Quality' is about two brothers who love the craft of making shoes. The author knew them from his young days. The shop did not have any grand display or advertisement; just simply a board with the name 'Gessler Brothers written on it. A beautiful pair of shoes displayed in the window represented the 'soul of the boot'. The shoes were made only on order and were a marvelous work of art. It was the younger brother he always talked to, and he would tell the writer his opinions about the modern shoemakers who gave priority to quantity over quality. Advertisement and market tricks made better business whereas quality and craftsman-ship had to take a beating. The author, out of pity for the hardworking shoemakers, ordered more than he needed but still could not help them as the boots would last forever and the shoemaker would be unhappy if he ordered too often as this, according to the old shoemaker was an insult to his craftsmanship. Their business suffered so much that he had to let out a part of the shop. Once, when the author met him, he told him that his brother had expired as he could not bear the thought of losing his shop. The younger brother himself looked wan and tired. At that time the author ordered several pairs of boots. They were better than ever. After that he went abroad. When he came back, he once again visited the shoemaker and was surprised to see how old he looked. He gave an order for four pairs of shoes, and it took much time to be delivered. But when they came, they were the best. One day he went to thank the man but was disappointed and distressed to know that he was dead. The young man who was in the shop told him how old Mr. Gessler had died of starvation, as he would keep on working even without eating. He never advertised and made boots himself, which took a long time to deliver and nobody had the patience to wait and thus, he lost customers.

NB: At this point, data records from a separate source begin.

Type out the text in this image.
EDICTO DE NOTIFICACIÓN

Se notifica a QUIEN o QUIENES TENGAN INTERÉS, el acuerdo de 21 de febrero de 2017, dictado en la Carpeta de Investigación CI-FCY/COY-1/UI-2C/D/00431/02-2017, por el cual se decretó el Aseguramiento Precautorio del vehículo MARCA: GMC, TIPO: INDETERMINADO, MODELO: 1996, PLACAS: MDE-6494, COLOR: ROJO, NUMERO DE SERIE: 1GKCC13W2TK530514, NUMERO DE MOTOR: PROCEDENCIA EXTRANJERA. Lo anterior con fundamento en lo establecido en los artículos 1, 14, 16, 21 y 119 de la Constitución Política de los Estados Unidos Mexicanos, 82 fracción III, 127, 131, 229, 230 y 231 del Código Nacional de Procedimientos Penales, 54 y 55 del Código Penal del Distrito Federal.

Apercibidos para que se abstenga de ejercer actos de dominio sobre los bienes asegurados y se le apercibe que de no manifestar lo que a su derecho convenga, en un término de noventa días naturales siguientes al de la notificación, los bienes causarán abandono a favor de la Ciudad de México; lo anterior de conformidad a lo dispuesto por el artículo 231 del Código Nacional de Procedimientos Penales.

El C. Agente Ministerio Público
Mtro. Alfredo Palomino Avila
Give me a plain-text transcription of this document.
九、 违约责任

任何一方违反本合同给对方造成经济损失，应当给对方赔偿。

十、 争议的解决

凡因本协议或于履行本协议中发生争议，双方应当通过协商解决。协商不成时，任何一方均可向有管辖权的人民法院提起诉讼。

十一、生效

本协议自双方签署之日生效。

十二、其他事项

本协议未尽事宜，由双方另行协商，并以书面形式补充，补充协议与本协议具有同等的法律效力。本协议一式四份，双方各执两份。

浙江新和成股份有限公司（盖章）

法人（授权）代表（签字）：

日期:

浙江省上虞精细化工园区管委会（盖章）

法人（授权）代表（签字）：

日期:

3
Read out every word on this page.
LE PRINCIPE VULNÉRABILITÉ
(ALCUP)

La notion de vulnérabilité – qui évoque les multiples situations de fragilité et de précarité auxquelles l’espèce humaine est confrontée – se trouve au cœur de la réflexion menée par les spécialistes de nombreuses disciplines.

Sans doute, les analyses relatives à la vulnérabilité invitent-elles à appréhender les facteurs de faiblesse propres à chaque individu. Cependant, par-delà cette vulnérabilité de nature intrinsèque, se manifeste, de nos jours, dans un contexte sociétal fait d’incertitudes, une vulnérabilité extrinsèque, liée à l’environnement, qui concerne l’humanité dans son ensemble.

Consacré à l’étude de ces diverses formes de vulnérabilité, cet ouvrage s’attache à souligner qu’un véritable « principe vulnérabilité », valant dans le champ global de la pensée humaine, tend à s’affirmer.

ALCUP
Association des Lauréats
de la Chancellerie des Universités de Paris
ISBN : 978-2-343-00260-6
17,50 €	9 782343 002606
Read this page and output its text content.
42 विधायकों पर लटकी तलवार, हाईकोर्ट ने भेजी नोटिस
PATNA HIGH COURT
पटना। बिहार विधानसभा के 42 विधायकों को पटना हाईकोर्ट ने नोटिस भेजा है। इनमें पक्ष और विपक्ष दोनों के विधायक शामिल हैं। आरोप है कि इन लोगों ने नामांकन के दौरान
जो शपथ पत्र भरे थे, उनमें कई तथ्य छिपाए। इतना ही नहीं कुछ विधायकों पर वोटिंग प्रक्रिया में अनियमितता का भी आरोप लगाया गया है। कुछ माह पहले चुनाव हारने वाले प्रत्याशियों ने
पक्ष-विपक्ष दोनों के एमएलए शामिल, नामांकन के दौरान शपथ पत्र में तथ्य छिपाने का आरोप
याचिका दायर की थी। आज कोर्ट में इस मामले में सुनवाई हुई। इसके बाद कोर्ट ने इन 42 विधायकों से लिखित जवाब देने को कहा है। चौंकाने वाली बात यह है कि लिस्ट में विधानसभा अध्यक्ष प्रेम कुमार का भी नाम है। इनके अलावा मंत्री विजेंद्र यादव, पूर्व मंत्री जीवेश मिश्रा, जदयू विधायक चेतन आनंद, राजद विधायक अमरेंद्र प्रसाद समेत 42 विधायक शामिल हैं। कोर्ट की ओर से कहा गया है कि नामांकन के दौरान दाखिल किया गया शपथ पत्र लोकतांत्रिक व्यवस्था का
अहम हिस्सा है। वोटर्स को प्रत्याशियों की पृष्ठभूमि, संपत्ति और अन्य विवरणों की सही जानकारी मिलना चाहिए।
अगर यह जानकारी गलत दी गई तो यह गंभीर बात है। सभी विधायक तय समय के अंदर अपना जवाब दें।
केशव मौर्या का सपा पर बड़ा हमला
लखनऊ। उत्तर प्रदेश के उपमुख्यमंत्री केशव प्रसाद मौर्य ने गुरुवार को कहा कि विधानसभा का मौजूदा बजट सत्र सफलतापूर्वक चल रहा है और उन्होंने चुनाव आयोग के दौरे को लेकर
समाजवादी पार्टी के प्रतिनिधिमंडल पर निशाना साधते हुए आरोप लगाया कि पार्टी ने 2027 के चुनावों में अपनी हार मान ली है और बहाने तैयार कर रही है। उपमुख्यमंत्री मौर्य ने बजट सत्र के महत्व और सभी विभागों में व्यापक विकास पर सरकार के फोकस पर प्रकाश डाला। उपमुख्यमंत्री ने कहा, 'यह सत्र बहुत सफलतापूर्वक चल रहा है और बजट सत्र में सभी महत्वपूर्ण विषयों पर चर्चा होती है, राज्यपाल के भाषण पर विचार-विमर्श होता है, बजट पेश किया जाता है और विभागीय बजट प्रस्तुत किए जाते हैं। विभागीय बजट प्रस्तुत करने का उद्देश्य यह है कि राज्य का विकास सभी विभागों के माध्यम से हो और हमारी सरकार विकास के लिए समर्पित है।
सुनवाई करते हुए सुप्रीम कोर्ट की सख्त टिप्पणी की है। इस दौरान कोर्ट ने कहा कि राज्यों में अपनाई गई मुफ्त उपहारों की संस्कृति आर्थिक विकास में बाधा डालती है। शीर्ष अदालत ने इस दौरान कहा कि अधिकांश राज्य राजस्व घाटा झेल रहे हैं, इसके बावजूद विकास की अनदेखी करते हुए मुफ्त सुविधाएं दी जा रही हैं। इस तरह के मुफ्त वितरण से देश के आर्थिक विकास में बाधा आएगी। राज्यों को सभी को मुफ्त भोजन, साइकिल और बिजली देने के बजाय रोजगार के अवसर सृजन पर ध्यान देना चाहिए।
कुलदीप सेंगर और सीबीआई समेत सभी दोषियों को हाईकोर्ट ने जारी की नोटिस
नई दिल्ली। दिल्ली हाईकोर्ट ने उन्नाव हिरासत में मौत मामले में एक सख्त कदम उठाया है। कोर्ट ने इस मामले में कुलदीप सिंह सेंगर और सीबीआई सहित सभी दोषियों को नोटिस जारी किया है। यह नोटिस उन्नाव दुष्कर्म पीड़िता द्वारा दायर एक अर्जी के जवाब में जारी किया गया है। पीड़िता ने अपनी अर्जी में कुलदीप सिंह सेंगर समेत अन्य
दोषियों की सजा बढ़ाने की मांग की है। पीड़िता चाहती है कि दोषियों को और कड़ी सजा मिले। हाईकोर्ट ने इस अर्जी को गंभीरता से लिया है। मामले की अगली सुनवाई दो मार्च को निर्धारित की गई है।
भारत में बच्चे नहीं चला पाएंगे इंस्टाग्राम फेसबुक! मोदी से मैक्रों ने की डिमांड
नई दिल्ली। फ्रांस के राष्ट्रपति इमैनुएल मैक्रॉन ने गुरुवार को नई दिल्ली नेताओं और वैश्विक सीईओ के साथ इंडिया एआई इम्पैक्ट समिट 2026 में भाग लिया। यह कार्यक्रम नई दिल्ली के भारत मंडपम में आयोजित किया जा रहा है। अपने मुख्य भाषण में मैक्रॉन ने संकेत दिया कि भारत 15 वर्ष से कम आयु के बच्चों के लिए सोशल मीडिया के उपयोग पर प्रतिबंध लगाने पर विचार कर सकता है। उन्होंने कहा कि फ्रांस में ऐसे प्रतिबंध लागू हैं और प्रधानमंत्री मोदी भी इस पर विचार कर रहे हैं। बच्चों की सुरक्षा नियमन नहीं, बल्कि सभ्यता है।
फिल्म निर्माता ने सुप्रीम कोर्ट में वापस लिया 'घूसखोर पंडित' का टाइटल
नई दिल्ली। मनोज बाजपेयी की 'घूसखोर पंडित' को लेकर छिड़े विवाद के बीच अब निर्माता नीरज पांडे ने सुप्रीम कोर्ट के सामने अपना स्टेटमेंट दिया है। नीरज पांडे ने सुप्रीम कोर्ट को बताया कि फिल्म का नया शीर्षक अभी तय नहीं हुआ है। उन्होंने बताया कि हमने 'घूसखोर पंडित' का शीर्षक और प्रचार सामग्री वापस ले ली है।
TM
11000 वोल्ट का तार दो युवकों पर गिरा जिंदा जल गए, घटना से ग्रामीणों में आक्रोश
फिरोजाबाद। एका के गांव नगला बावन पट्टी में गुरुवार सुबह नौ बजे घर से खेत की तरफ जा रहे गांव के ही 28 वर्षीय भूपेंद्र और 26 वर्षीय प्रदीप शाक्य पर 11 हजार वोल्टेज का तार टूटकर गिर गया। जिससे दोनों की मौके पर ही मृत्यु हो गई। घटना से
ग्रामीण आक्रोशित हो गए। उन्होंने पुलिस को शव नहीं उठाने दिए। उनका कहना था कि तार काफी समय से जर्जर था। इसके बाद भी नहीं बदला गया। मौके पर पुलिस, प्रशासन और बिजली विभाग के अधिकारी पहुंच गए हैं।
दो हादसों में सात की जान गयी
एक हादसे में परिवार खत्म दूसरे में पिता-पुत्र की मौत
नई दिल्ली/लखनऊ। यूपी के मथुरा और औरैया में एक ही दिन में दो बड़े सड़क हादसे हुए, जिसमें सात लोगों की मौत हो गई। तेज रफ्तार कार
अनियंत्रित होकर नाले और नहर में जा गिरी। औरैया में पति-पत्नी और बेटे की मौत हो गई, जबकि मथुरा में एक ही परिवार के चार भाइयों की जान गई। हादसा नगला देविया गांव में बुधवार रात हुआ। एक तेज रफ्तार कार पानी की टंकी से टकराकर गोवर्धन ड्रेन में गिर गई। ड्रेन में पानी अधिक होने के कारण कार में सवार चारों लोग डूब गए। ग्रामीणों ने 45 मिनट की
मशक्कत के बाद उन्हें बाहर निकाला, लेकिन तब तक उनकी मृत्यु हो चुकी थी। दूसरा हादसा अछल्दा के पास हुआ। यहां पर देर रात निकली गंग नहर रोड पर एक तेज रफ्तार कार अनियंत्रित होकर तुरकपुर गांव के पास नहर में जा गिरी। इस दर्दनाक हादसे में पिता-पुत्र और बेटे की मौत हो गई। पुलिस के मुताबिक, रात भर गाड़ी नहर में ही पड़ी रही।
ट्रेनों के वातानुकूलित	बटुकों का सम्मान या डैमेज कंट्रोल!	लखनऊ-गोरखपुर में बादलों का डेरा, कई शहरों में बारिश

tenement - a building divided into separate blocks of rooms;
inconceivable - unimaginable:
marvelous - amazing:
incarnating - embodying:
inkling - slight understanding:
sardonic - sarcastic;
crinkly - full of lines or wrinkles:
guttural - throaty, harsh-sounding:
incense - scent;
divesting - depriving someone of something:
rebuking - scolding:
integument - outer protective layer;
conscientiously - thoughtfully, morally;
reproachful - expressing blame or criticism;
conspiracy - a secret plan:
pinched - wretched or haggard-looking:
tremulous - characterized by trembling as from weakness:
ingratiating - trying to please, to win favor or approval.